Import jQuery

Jewish predictions of Messiah’s coming

Messiah for President

"King, the Messiah"

For the last decade, we’ve increasingly heard many Christians say, “Jesus is coming! Soon! This year even!”

I’ve never been one to jump on that bandwagon. We’re closer, but it’s not near. Too many things in Scripture have yet to happen.

Heck, one of Yeshua’s disciples, a devout religious Jew by the name of Paul, told the assembly at Thessalonica that before the Messiah comes, the man of lawlessness would first set himself up as god in the Temple:

Concerning the coming of our Master Yeshua the Messiah and our being gathered to him, we ask you, brothers, not to become easily unsettled or alarmed by some prophecy, report or letter supposed to have come from us, saying that the day of the Lord has already come. Don't let anyone deceive you in any way, for that day will not come until the rebellion occurs and the man of lawlessness is revealed, the man doomed to destruction. He will oppose and will exalt himself over everything that is called God or is worshiped, so that he sets himself up in God's temple, proclaiming himself to be God. 

I don’t believe that’s happened yet. If it hasn’t happened yet, then we’re certainly a long ways away, since the Temple is still in ruins, replaced with an Islamic mosque.

Jews, too, are waiting for Messiah

It surprises many Christians to find that religious Jews are waiting for Messiah, too. Did you know they’re as anxiously awaitng Messiah, just as we are?

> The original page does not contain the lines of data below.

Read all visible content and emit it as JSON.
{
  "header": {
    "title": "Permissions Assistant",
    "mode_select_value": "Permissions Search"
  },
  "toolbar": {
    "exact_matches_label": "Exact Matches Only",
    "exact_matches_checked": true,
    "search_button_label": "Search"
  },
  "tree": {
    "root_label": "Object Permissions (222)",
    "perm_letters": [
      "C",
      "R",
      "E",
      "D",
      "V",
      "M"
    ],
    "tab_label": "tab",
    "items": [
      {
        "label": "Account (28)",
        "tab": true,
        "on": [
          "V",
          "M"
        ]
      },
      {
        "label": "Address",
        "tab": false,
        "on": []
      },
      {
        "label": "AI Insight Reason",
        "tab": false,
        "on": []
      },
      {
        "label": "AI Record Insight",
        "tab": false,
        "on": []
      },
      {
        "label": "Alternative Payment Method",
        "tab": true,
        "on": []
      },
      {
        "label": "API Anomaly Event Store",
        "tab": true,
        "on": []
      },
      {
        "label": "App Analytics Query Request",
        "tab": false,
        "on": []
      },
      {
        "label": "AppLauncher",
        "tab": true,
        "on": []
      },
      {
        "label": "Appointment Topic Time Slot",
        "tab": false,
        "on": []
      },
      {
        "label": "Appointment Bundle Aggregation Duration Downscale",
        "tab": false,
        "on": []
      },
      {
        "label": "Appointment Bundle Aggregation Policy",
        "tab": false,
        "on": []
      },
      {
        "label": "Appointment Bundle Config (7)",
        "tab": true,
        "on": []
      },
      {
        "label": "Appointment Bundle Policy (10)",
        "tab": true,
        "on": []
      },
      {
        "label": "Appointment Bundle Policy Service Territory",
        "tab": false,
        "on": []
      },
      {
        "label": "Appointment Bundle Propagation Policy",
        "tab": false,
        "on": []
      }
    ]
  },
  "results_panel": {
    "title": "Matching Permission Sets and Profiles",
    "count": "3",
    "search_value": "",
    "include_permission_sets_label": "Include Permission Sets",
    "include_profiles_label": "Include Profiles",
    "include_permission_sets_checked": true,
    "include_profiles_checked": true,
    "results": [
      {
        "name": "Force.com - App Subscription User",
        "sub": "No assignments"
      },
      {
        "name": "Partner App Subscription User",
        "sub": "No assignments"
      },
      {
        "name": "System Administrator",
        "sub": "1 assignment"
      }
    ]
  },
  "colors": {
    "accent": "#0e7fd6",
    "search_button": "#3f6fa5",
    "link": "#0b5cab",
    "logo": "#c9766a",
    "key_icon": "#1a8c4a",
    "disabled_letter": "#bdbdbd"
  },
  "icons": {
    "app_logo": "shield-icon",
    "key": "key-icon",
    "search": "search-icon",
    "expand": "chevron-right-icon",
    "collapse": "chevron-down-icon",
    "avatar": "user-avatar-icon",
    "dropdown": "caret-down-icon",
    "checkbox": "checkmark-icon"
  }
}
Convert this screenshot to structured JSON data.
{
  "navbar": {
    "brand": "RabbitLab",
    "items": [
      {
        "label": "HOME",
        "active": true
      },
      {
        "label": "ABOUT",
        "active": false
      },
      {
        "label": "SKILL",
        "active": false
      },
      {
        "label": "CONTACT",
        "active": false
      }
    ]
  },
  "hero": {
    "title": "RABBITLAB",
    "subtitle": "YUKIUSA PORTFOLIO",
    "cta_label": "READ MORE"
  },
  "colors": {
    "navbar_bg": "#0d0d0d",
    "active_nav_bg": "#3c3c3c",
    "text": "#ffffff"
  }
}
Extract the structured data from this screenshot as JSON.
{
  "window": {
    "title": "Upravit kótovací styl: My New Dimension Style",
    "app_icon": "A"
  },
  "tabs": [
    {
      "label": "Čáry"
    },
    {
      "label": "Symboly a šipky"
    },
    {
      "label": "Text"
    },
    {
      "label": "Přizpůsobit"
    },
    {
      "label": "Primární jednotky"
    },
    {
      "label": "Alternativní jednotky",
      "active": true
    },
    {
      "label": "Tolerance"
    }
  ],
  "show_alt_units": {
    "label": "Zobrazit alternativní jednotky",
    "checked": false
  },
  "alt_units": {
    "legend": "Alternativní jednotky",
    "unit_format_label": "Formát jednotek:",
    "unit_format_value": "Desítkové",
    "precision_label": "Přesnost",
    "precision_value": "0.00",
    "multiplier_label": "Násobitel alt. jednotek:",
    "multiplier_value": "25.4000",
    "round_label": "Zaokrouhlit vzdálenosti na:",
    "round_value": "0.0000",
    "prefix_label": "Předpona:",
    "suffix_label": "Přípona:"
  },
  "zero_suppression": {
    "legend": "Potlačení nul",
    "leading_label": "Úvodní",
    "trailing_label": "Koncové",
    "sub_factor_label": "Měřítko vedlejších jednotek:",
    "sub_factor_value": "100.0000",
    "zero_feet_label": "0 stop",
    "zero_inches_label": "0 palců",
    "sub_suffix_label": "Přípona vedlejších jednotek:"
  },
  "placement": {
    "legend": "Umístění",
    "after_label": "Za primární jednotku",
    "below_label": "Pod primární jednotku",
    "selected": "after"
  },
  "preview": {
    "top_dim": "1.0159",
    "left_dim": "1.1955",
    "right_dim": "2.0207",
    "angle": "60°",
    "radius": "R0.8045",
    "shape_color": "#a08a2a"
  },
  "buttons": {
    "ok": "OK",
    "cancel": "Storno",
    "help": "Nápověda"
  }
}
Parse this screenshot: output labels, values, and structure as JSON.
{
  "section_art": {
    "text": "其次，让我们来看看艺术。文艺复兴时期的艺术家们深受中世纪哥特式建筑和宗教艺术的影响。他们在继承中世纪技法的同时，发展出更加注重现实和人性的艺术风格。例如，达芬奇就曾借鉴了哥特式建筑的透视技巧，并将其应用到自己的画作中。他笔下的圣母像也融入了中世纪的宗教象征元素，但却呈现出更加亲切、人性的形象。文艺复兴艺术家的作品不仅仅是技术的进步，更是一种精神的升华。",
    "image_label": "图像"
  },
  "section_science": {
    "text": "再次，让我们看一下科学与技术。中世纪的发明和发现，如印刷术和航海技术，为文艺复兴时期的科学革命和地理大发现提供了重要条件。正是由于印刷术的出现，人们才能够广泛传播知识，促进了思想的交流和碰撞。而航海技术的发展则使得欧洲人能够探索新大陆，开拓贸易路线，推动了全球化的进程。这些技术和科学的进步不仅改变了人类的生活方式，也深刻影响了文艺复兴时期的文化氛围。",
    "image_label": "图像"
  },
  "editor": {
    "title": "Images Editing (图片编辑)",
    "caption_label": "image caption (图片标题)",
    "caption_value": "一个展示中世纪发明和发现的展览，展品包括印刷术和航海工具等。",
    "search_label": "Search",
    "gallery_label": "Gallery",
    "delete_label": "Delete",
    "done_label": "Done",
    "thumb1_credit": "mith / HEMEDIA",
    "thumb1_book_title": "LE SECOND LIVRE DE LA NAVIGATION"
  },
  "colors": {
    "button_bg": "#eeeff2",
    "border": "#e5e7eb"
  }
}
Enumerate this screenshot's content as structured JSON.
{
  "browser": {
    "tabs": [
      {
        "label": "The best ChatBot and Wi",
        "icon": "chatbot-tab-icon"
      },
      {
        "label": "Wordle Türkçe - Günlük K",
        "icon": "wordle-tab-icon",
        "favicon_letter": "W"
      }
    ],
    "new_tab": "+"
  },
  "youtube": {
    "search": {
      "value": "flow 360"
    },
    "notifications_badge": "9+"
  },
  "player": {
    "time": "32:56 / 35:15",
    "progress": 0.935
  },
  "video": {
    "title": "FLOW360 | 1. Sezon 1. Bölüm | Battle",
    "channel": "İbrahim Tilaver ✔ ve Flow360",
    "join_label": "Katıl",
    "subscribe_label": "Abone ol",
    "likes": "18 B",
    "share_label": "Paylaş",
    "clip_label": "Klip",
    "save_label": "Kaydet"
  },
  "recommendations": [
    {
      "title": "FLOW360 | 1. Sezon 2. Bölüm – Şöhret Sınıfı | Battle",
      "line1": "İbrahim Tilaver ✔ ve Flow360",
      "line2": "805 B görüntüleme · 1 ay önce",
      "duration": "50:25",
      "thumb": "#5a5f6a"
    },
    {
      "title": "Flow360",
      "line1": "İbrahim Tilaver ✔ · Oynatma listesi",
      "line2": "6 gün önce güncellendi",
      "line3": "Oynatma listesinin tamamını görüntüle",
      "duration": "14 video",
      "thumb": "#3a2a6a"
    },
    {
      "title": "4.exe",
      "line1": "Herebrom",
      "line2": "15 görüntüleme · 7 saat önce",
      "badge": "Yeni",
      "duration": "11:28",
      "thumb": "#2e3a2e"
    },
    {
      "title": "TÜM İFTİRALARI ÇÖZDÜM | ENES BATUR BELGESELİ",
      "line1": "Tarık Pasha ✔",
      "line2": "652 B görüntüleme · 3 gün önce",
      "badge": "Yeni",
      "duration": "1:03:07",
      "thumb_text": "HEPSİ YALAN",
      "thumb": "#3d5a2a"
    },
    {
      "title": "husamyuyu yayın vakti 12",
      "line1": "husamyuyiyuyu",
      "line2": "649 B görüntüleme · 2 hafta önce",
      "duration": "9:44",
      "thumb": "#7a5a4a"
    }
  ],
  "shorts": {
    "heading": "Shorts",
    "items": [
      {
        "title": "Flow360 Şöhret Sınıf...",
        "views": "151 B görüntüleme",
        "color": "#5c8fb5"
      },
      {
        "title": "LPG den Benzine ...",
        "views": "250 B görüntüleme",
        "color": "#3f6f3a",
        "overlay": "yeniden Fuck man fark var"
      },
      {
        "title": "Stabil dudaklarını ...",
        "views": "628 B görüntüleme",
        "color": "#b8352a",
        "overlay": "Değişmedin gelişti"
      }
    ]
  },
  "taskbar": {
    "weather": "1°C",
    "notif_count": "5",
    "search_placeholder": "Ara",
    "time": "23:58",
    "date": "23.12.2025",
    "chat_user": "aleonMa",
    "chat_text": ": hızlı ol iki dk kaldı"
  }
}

I'd like to think that many religious Jews, especially among the Orthodox and Chassidic, are Messianic Jews. That is, they look forward to Messiah and are very Messiah-oriented, even in written prayers and songs. If they are Messianic, then perhaps we should clarify and call ourselves “Yeshuatian Messianic Jews”. That is, we believe Yeshua, called Jesus by the Christians, was and is the Jewish Messiah, and that he promised to return and vindicate Israel.

Whether in traditional prayers, or in popular Jewish culture, you have religious Jews talking about Messiah.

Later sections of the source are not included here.